我正在尝试计算具有唯一嵌套字段值的文档(接下来,还有文档本身)。看起来获得独特的文件有效。
但是当我尝试执行 count
的请求时,出现如下错误:
Suppressed: org.elasticsearch.client.ResponseException: method [POST], host [http://localhost:9200], URI [/package/_count?ignore_throttled=true&ignore_unavailable=false&expand_wildcards=open&allow_no_indices=true], status line [HTTP/1.1 400 Bad Request]
{"error":{"root_cause":[{"type":"parsing_exception","reason":"request does not support [collapse]","line":1,"col":216}],"type":"parsing_exception","reason":"request does not support [collapse]","line":1,"col":216},"status":400}
代码:
BoolQueryBuilder innerTemplNestedBuilder = QueryBuilders.boolQuery();
NestedQueryBuilder templatesNestedQuery = QueryBuilders.nestedQuery("attachment", innerTemplNestedBuilder, ScoreMode.None);
BoolQueryBuilder mainQueryBuilder = QueryBuilders.boolQuery().must(templatesNestedQuery);
if (!isEmpty(templateName)) {
innerTemplNestedBuilder.filter(QueryBuilders.termQuery("attachment.name", templateName));
}
SearchSourceBuilder searchSourceBuilder = SearchSourceBuilder.searchSource()
.collapse(new CollapseBuilder("attachment.uuid"))
.query(mainQueryBuilder);
// NEXT LINE CAUSE ERROR
long count = client.count(new CountRequest("package").source(searchSourceBuilder), RequestOptions.DEFAULT).getCount(); <<<<<<<<<< ERROR HERE
// THIS WORKS
SearchResponse searchResponse = client.search(
new SearchRequest(
new String[] {"package"},
searchSourceBuilder.timeout(new TimeValue(20, TimeUnit.SECONDS)).from(offset).size(limit)
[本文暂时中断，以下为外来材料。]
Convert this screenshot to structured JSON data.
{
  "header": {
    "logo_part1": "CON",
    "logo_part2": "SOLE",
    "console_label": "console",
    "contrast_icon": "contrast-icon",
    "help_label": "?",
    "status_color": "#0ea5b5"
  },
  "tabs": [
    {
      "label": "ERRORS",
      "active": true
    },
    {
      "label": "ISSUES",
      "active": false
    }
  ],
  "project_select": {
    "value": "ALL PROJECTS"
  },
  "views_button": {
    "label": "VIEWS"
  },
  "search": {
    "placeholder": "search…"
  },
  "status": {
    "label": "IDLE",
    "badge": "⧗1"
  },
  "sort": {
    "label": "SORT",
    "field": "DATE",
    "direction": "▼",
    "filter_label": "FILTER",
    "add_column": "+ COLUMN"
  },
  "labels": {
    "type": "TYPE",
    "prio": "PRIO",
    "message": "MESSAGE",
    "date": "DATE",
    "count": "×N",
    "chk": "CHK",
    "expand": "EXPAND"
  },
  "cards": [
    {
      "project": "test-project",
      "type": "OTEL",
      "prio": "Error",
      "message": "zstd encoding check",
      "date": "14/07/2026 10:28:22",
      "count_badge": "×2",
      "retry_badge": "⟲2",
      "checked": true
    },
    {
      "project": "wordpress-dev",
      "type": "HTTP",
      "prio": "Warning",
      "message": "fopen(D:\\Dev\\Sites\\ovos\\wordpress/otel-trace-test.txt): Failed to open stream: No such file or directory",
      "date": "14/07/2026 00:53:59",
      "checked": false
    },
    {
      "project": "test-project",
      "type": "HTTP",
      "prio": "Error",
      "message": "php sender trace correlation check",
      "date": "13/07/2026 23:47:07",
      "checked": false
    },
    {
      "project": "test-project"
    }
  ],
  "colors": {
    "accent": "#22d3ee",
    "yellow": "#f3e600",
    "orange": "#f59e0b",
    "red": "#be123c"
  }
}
).indices("package").searchType(SearchType.DFS_QUERY_THEN_FETCH),
RequestOptions.DEFAULT
);
return ....;
approach的总体意图是得到一部分文档,以及所有这些文档的个数。可能已经存在满足这种需求的另一种方法。如果我尝试使用 aggregations
和 cardinality
来获得 count
- 我得到的结果为零,并且看起来它在嵌套字段上不起作用。
计数请求:
{
"query": {
"bool": {
"must": [
{
"nested": {
"query": {
"bool": {
"adjust_pure_negative": true,
"boost": 1.0
}
},
"path": "attachment",
"ignore_unmapped": false,
"score_mode": "none",
"boost": 1.0
}
}
],
"adjust_pure_negative": true,
"boost": 1.0
}
},
"collapse": {
"field": "attachment.uuid"
}
}
映射的创建方式:
curl -X DELETE "localhost:9200/package?pretty"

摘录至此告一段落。